Um auf Dan Brown zurückzukommen. Die Basis seines Buches bildet neben diesem auffälligen Gemälde ohne Frage das "Evangelium der Maria Magdalena", was ja bereits genannt wurde. Ebenfalls zu berücksichtigen sind in diesem Zusammenhang imho auch die Schriften aus "Nag Hammadi" (endeckt 1945). Eine Sammlung gnostischer Handschriften, die auch als "Bibel der Häretiker" bekannt ist. Brown bezieht sich anscheinend vorwiegend auf die "Evangelien des Philippus" wo auf Maria Magdalena als Gefährtin und Ehefrau, bzw. als "Lieblingsapostel" eingegangen wird. Was wiederum den Zirkelschluß zu Johannes zieht, gilt er doch sonst als "Lieblingsapostel" des Jesus.
Ist es nun undenkbar, das Leonardo dem frühchristlichen Gnostizismus anhing? Ich denke keineswegs, natürlich sind diese Schriften im Laufe der Jahrhunderte aus dem Gedächtnis getilgt worden, nicht zuletzt durch die Hexenverfolgung, die ihren Höhepunkt kurz nach Leonardo bis weit ins 17. Jahrhundert hatte.

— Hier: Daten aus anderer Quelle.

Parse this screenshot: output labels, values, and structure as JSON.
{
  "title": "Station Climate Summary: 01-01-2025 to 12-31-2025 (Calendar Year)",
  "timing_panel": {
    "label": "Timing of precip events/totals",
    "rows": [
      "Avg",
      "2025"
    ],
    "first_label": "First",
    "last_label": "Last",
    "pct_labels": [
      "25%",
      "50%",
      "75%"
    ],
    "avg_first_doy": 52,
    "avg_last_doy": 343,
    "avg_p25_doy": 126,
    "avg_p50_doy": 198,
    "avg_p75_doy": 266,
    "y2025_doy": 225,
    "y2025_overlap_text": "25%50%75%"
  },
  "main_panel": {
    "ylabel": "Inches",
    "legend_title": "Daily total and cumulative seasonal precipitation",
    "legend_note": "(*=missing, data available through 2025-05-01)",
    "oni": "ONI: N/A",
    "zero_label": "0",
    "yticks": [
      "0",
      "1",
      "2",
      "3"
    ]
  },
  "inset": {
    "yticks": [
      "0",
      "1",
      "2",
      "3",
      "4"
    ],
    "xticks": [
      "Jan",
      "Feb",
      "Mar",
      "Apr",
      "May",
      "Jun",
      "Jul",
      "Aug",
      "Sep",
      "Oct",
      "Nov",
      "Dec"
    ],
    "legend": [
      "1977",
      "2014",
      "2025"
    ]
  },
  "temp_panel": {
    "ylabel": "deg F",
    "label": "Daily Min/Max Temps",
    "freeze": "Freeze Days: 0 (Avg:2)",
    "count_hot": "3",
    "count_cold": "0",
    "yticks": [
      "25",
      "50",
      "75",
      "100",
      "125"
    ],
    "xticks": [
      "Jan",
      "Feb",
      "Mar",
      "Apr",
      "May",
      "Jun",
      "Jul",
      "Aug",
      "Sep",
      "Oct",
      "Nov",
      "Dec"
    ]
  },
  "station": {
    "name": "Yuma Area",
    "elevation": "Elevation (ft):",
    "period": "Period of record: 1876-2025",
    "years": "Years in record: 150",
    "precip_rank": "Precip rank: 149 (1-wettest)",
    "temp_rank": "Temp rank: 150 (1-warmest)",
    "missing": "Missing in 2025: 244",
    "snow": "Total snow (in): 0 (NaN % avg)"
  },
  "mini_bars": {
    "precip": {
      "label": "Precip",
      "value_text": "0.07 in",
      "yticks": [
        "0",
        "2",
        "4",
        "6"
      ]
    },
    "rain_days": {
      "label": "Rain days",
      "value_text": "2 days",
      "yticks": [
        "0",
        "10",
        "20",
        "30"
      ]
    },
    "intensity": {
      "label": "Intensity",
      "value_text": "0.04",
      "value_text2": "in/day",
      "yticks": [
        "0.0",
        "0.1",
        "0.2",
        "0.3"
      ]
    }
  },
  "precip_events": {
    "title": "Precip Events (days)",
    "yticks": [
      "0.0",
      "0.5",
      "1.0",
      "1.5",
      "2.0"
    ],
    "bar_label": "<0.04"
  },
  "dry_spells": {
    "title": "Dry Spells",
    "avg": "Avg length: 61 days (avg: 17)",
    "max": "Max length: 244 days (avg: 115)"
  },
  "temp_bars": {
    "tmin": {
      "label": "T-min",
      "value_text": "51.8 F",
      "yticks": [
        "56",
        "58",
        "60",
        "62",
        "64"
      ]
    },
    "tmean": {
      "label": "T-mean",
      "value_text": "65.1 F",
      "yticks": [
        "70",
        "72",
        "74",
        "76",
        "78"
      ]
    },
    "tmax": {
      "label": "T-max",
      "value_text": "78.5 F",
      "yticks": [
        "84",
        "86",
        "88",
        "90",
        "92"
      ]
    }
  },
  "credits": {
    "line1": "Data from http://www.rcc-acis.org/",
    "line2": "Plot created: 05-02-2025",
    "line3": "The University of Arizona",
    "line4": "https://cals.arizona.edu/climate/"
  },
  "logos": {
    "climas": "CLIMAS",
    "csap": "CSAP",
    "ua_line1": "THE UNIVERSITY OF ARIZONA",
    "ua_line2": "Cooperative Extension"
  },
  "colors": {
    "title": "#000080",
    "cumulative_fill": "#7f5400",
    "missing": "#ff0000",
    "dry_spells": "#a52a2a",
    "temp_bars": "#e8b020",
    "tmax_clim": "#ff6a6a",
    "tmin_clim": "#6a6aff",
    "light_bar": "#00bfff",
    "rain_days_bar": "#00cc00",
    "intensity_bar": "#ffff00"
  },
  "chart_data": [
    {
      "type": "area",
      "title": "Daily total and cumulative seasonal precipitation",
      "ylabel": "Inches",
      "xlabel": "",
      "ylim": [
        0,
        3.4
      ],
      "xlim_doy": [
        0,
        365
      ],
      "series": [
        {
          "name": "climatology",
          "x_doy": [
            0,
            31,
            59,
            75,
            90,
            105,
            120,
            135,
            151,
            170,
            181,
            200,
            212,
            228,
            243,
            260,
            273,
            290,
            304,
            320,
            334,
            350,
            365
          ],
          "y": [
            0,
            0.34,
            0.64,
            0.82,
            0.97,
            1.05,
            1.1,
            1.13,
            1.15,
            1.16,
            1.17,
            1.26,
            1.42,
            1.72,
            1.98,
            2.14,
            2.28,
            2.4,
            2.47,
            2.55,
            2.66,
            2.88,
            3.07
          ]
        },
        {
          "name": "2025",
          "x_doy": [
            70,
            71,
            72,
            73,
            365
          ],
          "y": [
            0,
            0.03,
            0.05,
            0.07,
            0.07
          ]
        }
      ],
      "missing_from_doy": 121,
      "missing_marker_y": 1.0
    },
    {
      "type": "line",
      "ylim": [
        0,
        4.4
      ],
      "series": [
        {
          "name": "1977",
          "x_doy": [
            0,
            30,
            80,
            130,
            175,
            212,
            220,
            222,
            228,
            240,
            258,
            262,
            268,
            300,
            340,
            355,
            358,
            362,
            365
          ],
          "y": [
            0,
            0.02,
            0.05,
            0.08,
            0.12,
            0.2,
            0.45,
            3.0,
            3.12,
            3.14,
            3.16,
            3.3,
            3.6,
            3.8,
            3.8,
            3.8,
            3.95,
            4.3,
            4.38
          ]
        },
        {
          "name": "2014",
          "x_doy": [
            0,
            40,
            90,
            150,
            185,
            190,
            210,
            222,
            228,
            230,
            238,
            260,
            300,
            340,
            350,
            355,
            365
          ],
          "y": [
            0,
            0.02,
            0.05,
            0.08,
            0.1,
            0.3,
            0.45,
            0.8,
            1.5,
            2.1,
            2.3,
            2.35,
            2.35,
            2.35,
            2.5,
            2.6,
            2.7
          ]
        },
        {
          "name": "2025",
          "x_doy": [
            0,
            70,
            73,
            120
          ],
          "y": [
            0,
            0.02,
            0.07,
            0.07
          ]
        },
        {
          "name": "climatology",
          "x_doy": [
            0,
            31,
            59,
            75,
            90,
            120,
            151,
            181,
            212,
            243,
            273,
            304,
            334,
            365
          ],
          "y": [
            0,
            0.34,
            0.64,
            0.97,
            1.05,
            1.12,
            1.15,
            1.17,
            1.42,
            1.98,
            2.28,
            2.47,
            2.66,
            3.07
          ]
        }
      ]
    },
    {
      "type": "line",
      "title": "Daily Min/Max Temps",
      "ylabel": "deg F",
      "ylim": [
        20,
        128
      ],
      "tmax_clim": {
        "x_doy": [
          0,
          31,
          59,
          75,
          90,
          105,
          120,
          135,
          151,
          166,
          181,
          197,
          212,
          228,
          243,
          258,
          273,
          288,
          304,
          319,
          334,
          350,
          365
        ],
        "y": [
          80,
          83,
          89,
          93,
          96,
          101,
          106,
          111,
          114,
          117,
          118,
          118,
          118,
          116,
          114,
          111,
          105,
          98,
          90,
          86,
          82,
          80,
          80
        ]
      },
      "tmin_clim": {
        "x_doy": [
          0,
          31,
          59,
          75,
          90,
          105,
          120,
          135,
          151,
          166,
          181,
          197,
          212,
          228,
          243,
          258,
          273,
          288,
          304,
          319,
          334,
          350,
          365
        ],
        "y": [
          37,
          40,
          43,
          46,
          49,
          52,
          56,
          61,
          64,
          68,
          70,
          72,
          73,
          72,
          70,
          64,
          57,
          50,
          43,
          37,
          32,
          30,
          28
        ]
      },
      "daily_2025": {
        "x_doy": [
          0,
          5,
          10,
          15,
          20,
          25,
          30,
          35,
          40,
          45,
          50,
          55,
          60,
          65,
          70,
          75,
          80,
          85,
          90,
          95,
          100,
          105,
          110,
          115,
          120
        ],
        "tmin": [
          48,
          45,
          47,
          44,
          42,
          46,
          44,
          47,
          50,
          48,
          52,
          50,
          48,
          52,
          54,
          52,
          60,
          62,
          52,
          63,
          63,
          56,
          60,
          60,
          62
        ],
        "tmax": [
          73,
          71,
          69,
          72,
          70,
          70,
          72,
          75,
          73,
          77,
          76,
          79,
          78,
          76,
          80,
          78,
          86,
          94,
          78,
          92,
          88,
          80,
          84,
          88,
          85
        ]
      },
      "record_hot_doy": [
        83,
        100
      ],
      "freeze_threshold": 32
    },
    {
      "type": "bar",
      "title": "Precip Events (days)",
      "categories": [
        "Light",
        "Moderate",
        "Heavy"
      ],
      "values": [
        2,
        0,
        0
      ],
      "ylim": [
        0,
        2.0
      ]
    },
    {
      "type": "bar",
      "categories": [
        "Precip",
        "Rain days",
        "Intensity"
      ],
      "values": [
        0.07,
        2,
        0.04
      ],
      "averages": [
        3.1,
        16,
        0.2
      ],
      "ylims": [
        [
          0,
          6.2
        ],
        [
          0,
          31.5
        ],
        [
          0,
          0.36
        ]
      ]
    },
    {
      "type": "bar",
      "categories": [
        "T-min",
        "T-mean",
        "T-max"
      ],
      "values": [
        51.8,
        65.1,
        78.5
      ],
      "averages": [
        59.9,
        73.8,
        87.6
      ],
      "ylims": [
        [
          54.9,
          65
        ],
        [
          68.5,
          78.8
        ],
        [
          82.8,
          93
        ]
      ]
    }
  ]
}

Doch lange Zeit werden diese "alternativen" Überlieferungen durchaus bekannt gewesen sein, vielleicht nicht der Masse, jedoch einer gebildeten häretischen Oberschicht von Eingeweihten. Viele Dogmen brauchten Jahrhunderte bis sie zu kirchlichen Wahrheiten wurden, ebensolang werden sich herätische Glaubenssätze gehalten haben. Und je größer der Druck durch die Kirche wurde, desto mehr wurden diese "Andersdenkenden" in den Untergrund und in Geheimgesellschaft gezwungen. Doch selbst bis heute findet man unter christlicher Oberfläche schnell heidnische Symbolik. Oft ungewollt, jedoch vermutlich auch oft versteckt um gleichgesinnten "Zeichen" zu geben.
Jedoch halte ich es auch für müssig in "Sakrileg" tiefergehende "Wahrheiten" zu suchen, er hat nichts anderes gemacht, als früh-christlichen Gnostizismus mit einigen Legenden (Gral) und der Kritik am radikalen Christentum a la "Opus Dei" zu einem knackigen Thriller zu verbinden. Schwachsinn a la Haus Benjamin/Haus David bringt Merowinger hervor, gehört dann aber eben dazu wie historische "ungenauigkeiten" a la "die Kreuzigung war eine Erfindung der Römer" oder der Unsinn über Konstantin.